В тот же миг обескураженность с лиц ликторов скатилась вниз, и моё тело пронзили топоры и секиры, освобождая нас от этого существования.
– Благодарю тебя! – послышалось внутри сознания.
– Ты закончил, – следом сказал Велиар. – Возвращаемся домой.
Где-то в отдалении мы слышали звон мечей, топот копыт, а носа касался запах горелых тел.
Во славу хозяина умирали тысячи. В давке на трибунах рабы атаковали стражу, начался пожар, и кровь лилась, заполняя собой весь город.
Нынешнее время.
– Ты совсем с катушек слетел! – гремел голос Велиара.
Каждое слово, в которое он вложил всё своё возмущение, вызывало дрожь в теле и тошноту. Адский котёл, как же мне плохо.
Пойло Имайны сделало своё дело: я вырубился еще до того, как добрался до дома. Как я провёл остаток вечера, с кем разговаривал и где был – оставалось загадкой, разгадка которой сейчас не особо-то интересовала.

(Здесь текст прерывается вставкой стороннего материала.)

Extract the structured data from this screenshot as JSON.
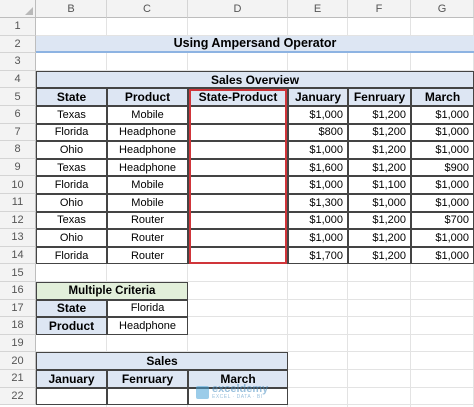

Я приоткрыл один глаз и уставился на друга, который, широко расставив ноги, стоял возле кровати. Кулаки сжаты, из ноздрей с шумом вылетает воздух, не демон, а безумный бычара передо мной.
– Говори тише, – простонал я.
– Где ты так набрался?
– У Имайны, где же ещё.
– Ты должен рассказать мне всё, – смягчив тон, произнёс он. – Не ради себя, как я понял, на себя-то тебе глубоко насрать. Но я не хочу страдать из-за тебя! Надоело!
В его глазах наравне со злобой плескалась жалость. К моему нынешнему состоянию, да и ко мне в целом. Я казался ему сошедшим с ума. Психом, который пошёл против хозяина, подставив себя под удар.
Не удивлюсь, если он успел проштудировать личную библиотеку в поисках лекарства для больного рассудком высшего демона.
– Сколько времени у нас осталось?
– Чуть больше суток. Ты, пьяная скотина, провалялся пол дня.
Я оторвал себя от подушки и, вытерев ладонью слюну, поднялся. На мне так и осталась вчерашняя одежда, включая ботинки. Как минимум – я не провел эту ночь с женщиной. Уже хорошо. Руки, ноги на месте, значит, и не подрался. Десять из десяти!